What is India’s 1st Euro Green Bond ?

Context

  • Recently, PFC issues India’s first-ever Euro Green Bond.

  • The Power Finance Corporation Ltd (PFC), the leading NBFC in power sector, has successfully issued its maiden Euro 300 million 7-year Euro Bond.

Key Details  Euro Green Bond

  • The pricing of 1.841% achieved is the lowest yield locked in by an Indian Issuer in the Euro markets.
  • It is the first ever Euro denominated Green bond issuance from India.
  • Moreover, it is the first ever Euro issuance by an Indian NBFC and the first Euro bond issuance from India since 2017.
  • The issuance saw a strong participation from institutional investors across Asia and Europe with a participation from across 82 accounts and was oversubscribed 2.65 times.

Back to basics

What is Green Bond?

  • green bond is like any other bond where a debt instrument is issued by an issuer for raising funds from investors. However, what differentiates a Green bond from other bonds is that the proceeds of a Green Bond offering are ‘ear-marked’ for use towards financing ‘green’ projects.

    Euro Green Bond
    Source: Financial Express
  • The Green Bonds may come with tax incentives such as tax exemptions and tax credits to attract investors. 
  • The World Bank is a major issuer of green bonds. It has issued 164 such bonds since 2008, worth a combined $14.4 billion.
  • As of 2021, India has the second-largest emerging green bond market after China.
  • It was in 2015 that India stepped into the green bond market with YES Bank issuing the first green bond for financing the renewable and clean energy projects. … In fact, GIFT is becoming a preferred platform for listing of green bonds.

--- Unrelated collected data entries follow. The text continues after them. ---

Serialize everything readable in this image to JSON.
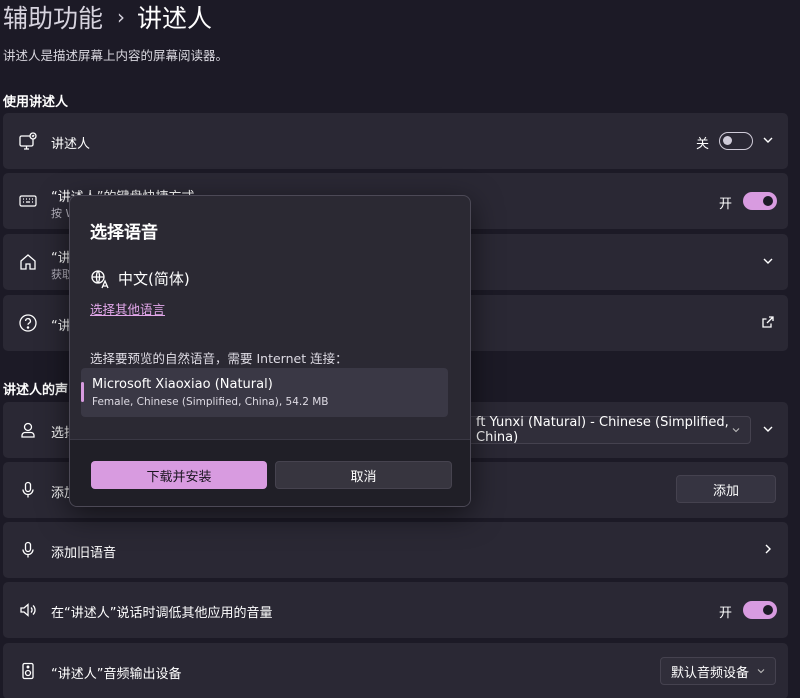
{
  "breadcrumb": {
    "parent": "辅助功能",
    "separator": "›",
    "current": "讲述人"
  },
  "description": "讲述人是描述屏幕上内容的屏幕阅读器。",
  "sections": {
    "use": "使用讲述人",
    "voice": "讲述人的声"
  },
  "cards": {
    "narrator": {
      "label": "讲述人",
      "state": "关",
      "toggle": false
    },
    "shortcut": {
      "label": "“讲述人”的键盘快捷方式",
      "sub": "按 W",
      "state": "开",
      "toggle": true
    },
    "home": {
      "label": "“讲",
      "sub": "获取"
    },
    "help": {
      "label": "“讲"
    },
    "voice": {
      "label": "选择",
      "select_value": "ft Yunxi (Natural) - Chinese (Simplified, China)"
    },
    "add_natural": {
      "label": "添加",
      "button": "添加"
    },
    "add_legacy": {
      "label": "添加旧语音"
    },
    "lower_volume": {
      "label": "在“讲述人”说话时调低其他应用的音量",
      "state": "开",
      "toggle": true
    },
    "audio_output": {
      "label": "“讲述人”音频输出设备",
      "select_value": "默认音频设备"
    }
  },
  "dialog": {
    "title": "选择语音",
    "language": "中文(简体)",
    "other_language_link": "选择其他语言",
    "prompt": "选择要预览的自然语音，需要 Internet 连接：",
    "voice": {
      "name": "Microsoft Xiaoxiao (Natural)",
      "detail": "Female,  Chinese (Simplified, China), 54.2 MB"
    },
    "primary_button": "下载并安装",
    "cancel_button": "取消"
  },
  "colors": {
    "accent": "#d89be0",
    "background": "#1c1a26",
    "card": "#2a2834"
  },
  "icons": [
    "narrator-icon",
    "keyboard-icon",
    "home-icon",
    "help-icon",
    "person-icon",
    "microphone-icon",
    "speaker-icon",
    "audio-device-icon",
    "language-icon",
    "chevron-down-icon",
    "chevron-right-icon",
    "external-link-icon"
  ]
}
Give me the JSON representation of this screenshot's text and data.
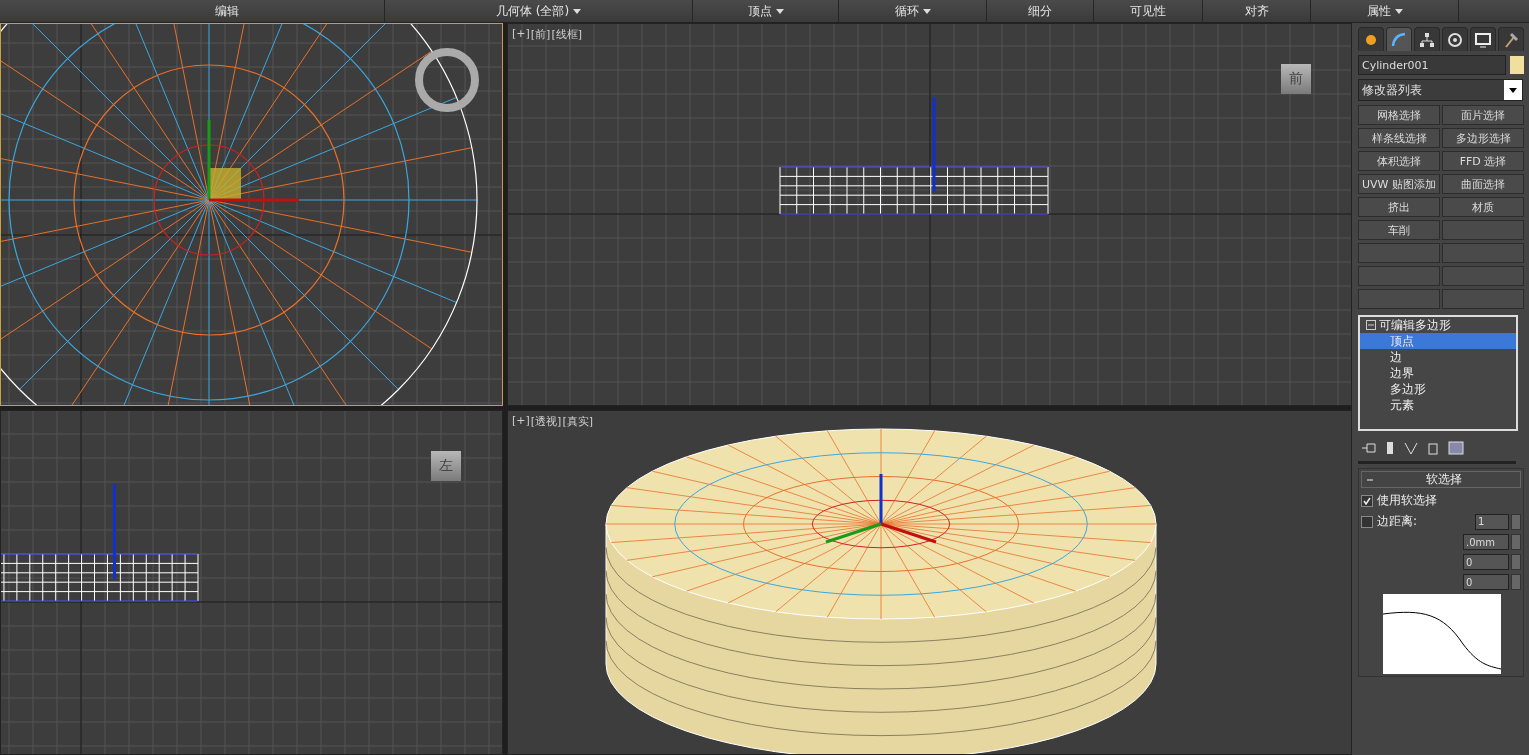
{
  "ribbon": [
    {
      "label": "编辑",
      "dropdown": false
    },
    {
      "label": "几何体 (全部)",
      "dropdown": true
    },
    {
      "label": "顶点",
      "dropdown": true
    },
    {
      "label": "循环",
      "dropdown": true
    },
    {
      "label": "细分",
      "dropdown": false
    },
    {
      "label": "可见性",
      "dropdown": false
    },
    {
      "label": "对齐",
      "dropdown": false
    },
    {
      "label": "属性",
      "dropdown": true
    }
  ],
  "viewports": [
    {
      "kind": "top",
      "active": true
    },
    {
      "kind": "front",
      "active": false,
      "labels": [
        "[+]",
        "[前]",
        "[线框]"
      ],
      "cube_label": "前"
    },
    {
      "kind": "left",
      "active": false,
      "cube_label": "左"
    },
    {
      "kind": "perspective",
      "active": false,
      "labels": [
        "[+]",
        "[透视]",
        "[真实]"
      ]
    }
  ],
  "command_panel": {
    "tabs": [
      {
        "kind": "create",
        "selected": false
      },
      {
        "kind": "modify",
        "selected": true
      },
      {
        "kind": "hierarchy",
        "selected": false
      },
      {
        "kind": "motion",
        "selected": false
      },
      {
        "kind": "display",
        "selected": false
      },
      {
        "kind": "utilities",
        "selected": false
      }
    ],
    "object_name": "Cylinder001",
    "modifier_list": "修改器列表",
    "modifier_buttons": [
      "网格选择",
      "面片选择",
      "样条线选择",
      "多边形选择",
      "体积选择",
      "FFD 选择",
      "UVW 贴图添加",
      "曲面选择",
      "挤出",
      "材质",
      "车削"
    ],
    "stack": {
      "label": "可编辑多边形",
      "expanded": true,
      "selected": false,
      "children": [
        {
          "label": "顶点",
          "selected": true
        },
        {
          "label": "边",
          "selected": false
        },
        {
          "label": "边界",
          "selected": false
        },
        {
          "label": "多边形",
          "selected": false
        },
        {
          "label": "元素",
          "selected": false
        }
      ]
    },
    "soft_selection": {
      "title": "软选择",
      "expanded": true,
      "use_soft_selection": {
        "label": "使用软选择",
        "checked": true
      },
      "edge_distance": {
        "label": "边距离:",
        "checked": false,
        "value": "1"
      },
      "spinners": [
        ".0mm",
        "0",
        "0"
      ]
    }
  }
}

Green Bonds vs Climate Bonds

  • The term ‘labelled’ green bonds refers to bonds marketed by the issuer as ‘green’, where the proceeds are for climate / green assets or projects.
  • ‘Climate-themed bonds’ are represented by a broader category of bonds whose proceeds are for climate projects but that are not (yet) labelled as green. It is much wider than the ‘labelled green bonds market’.

Benefits of green bonds 

  • The most vital characteristic of green bonds is that it focuses on garnering positive impact on sustainable development goals and protection of the environment.
  • In addition to this, since these bonds are issued for projects ear-marked as ‘green’, its credentials have the potential to attract a larger pool of investors globally in view of the rapid integration of environmental, social, and governance (“ESG”) metrics in the process of investment analysis.  
  • Apart from being a good alternative to conventional bank debt which is subject to sectoral limitations, green bonds are also an effective tool in driving down the cost of capital and reducing asset-liability mismatches. 
  • Additionally, with the development and growth of the green bonds market in the country, we may see new participants such as debt aggregators who pool loans from banks or developers and issue green bonds, securitising cash flows from the loan pool.  

Challenges 

  • Despite the far reaching benefits of green bonds, there are still certain challenges that persist given that this form of financing is seemingly at a nascent stage and public and private sector project developers are still educating themselves on the utility of green bonds in infrastructure projects.
  • It is imperative to also highlight that demand and performance of green bonds would ultimately depend on the robustness of the bond market of the country. In addition to this, India’s sovereign credit rating of BBB- means that many green bonds would also require credit enhancement to attract international investors.

Way Forward

  • India has the second-largest bond market among emerging markets after China. However, India’s green bond market is less than a tenth of that of China’s, which points to India’s untapped potential.

In order for the Indian green bond market to be an attractive avenue for investors, perhaps the following areas should be of principal focus:

  • Any form of decrease in the cost of raising green bonds in view of the generally high costs of issuing the same in India is key to making it attractive for project developers. This would require regulators like the Reserve Bank of India and SEBI to also get on board.
  • The government may explore formulating principles and standards for certification of climate change projects. From an issuer’s perspective, if the policy framework of the country provides a direct financial or compliance related incentive for tagging projects as ‘green’, the same would also encourage green bonds as a mode of finance.
  • Introduction of projects with prospective green bond issuance and strategic green bond issuances by government and semi-government institutions would help in improving global investor sentiment in the Indian green bond market.

Conclusion

  • In light of the tumultuous economic and environmental climate that the world is experiencing today, adopting a proactive stance on issues that have repercussions on the industry as a whole, is a need of the hour.
  • Promoting green bonds as a form of debt funding, for a sector that is most adjacent to the overall issue, should be the prime focus, as if we fail to adapt and take action now, we will eventually be forced into a consequential shift from a ‘proactive’ to a ‘reactive’ sustainable development policy, where we may have to think even ahead of green bonds as a potential mitigation tool.